It’s an age-old argument – do gold stocks behave in the same way as the gold price?
Using Australia’s largest listed gold miner, Newcrest Mining, it is becoming easier to argue the negative in this debate as the operational heebie-jeebies keep tripping up this big company.
Much of NCM’s recent share price performance can be attributed to its own issues rather than the vacillations of the gold price.
The trend for NCM in the last two years has been for costs to keep rising, production has been stumbling and the average gold price received is stagnating. The outcome has been for revenue to decline and net profit to be crunched by rising cost of production.
NCM’s recent interim profit result revealed a net profit of $320m on revenue of $1.8bn that was down 23% on the prior comparable period. Gold production in the six-month period declined 18.3%.
A big part of the problem for NCM has been centred on its Lihir project in PNG where production has been hit be a series of equipment failure and weather interruptions. The $10.5bn acquisition in August 2010 has become a sleep deprivation issue for the company (and investors) which was slated to be delivering 1 million ounces of annual gold production by 2012.
The company has invested more than $700m in the Lihir Million Ounce Plant Upgrade (MOPU) but has received nothing but grief from the potentially glittering project.
Lihir was the central protagonist in the company’s most recent production guidance downgrade issued last week. NCM is now expecting FY13 gold production to be about 10% lower than previously thought to between 2.00-2.15 million ounces. Lihir could contribute around 620-680k oz of gold in FY13.
A chart of NCM and the USD gold price shows that while there are periods when NCM’s share price does track the direction of the gold price, as expected, the simple price performance measure over the last two years says otherwise. While NCM has declined by almost 50% since the end of March 2011, the gold price has increased by 9.4%.
Is NCM an isolated exception or do other gold stocks exhibit similar erratic performance suggesting a less-than-solid correlation with the gold price?
This chart includes a range of Australian, Canadian and US listed gold mining companies with the gold price performance included:
Without exception from this admittedly selective list, every stock shown has underperformed the gold price over the last 12 months and so far this calendar year.
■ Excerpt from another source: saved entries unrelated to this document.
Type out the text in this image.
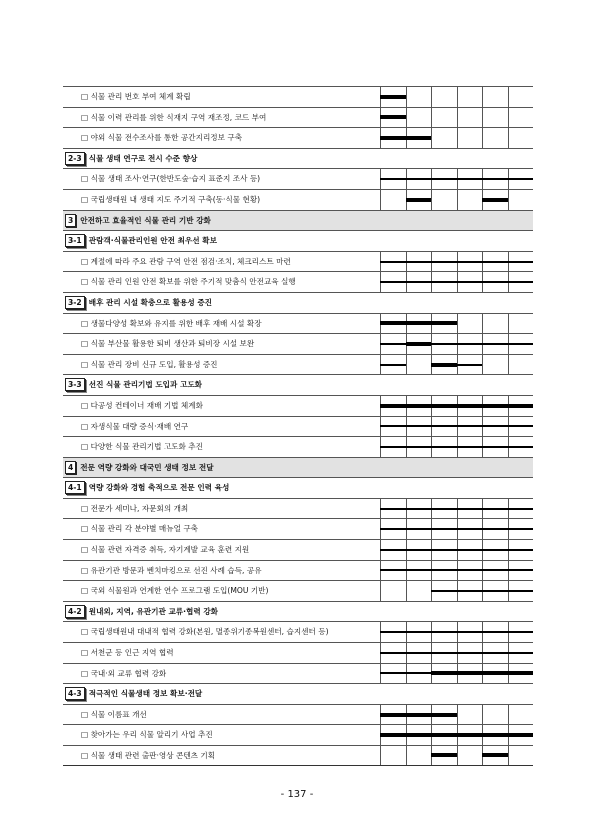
□ 식물 관리 번호 부여 체계 확립
□ 식물 이력 관리를 위한 식재지 구역 재조정, 코드 부여
□ 야외 식물 전수조사를 통한 공간지리정보 구축
2-3 식물 생태 연구로 전시 수준 향상
□ 식물 생태 조사·연구(한반도숲·습지 표준지 조사 등)
□ 국립생태원 내 생태 지도 주기적 구축(동·식물 현황)
3 안전하고 효율적인 식물 관리 기반 강화
3-1 관람객·식물관리인원 안전 최우선 확보
□ 계절에 따라 주요 관람 구역 안전 점검·조치, 체크리스트 마련
□ 식물 관리 인원 안전 확보를 위한 주기적 맞춤식 안전교육 실행
3-2 배후 관리 시설 확충으로 활용성 증진
□ 생물다양성 확보와 유지를 위한 배후 재배 시설 확장
□ 식물 부산물 활용한 퇴비 생산과 퇴비장 시설 보완
□ 식물 관리 장비 신규 도입, 활용성 증진
3-3 선진 식물 관리기법 도입과 고도화
□ 다공성 컨테이너 재배 기법 체계화
□ 자생식물 대량 증식·재배 연구
□ 다양한 식물 관리기법 고도화 추진
4 전문 역량 강화와 대국민 생태 정보 전달
4-1 역량 강화와 경험 축적으로 전문 인력 육성
□ 전문가 세미나, 자문회의 개최
□ 식물 관리 각 분야별 매뉴얼 구축
□ 식물 관련 자격증 취득, 자기계발 교육 훈련 지원
□ 유관기관 방문과 벤치마킹으로 선진 사례 습득, 공유
□ 국외 식물원과 연계한 연수 프로그램 도입(MOU 기반)
4-2 원내외, 지역, 유관기관 교류·협력 강화
□ 국립생태원내 대내적 협력 강화(본원, 멸종위기종복원센터, 습지센터 등)
□ 서천군 등 인근 지역 협력
□ 국내·외 교류 협력 강화
4-3 적극적인 식물생태 정보 확보·전달
□ 식물 이름표 개선
□ 찾아가는 우리 식물 알리기 사업 추진
□ 식물 생태 관련 출판·영상 콘텐츠 기획
- 137 -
Part of the explanation lies in the factors that drive the gold price itself including demand for jewellery (particularly in China and India), central bank buying, investment (gold bullion and coins) and of course, the suppliers of gold – the gold mining companies.
There is a popular school of thought that gold is an inflation hedge but even that argument has lost some sway as nearly all the world’s central banks have swamped their economies with money to keep interest rates low. The resulting decline in the value of currencies has doused inflation to the point where it is very benign in most countries at present.
So is NCM a bad investment?
Perhaps for the short term it is but if the management team can rectify the very fixable operational issues, then NCM could deliver on its long term target of producing 4 million ounces of gold each year.
NCM has several large projects that could feasibly lift the company’s current annual production from just over 2m oz to the big number put forward and beyond. Copper production would also double in that scenario.
The balance sheet is also in very good shape with gearing at just 12.5%. NCM has accessed some very cheap USD debt last year at an opportune time. Nice work.
At under $20 per share, NCM certainly looks cheap but it needs a catalyst to improve sentiment towards the big miner. Improving its production profile would be an excellent start.
In the meantime, we would suggest investors still keen on the gold theme take a look at Silver Lake Resources (SLR). This stock has also copped a heavy beating but has the hallmarks of a very good gold investment – it has producing assets with a big development pipeline and its management and board has plenty of skin in the game itself.
A second option for gold bugs might be Sandfire Resources (SFR). This stock has been heavily sold off recently to the point where it must be back on the radar of its major shareholder OZ Minerals (OZL) which owns 19.6% of the company.
The market has been expecting OZ Minerals to acquire the rest of SFR as a means of utilising the significant cash sitting on its balance sheet of $659m as at 31 December 2012. SFR’s market capitalisation today sits at $852m.
SFR is due to report its quarterly production over the next few weeks, along with most other mining and energy companies. This may provide some further fundamental reasons for investigating this stock.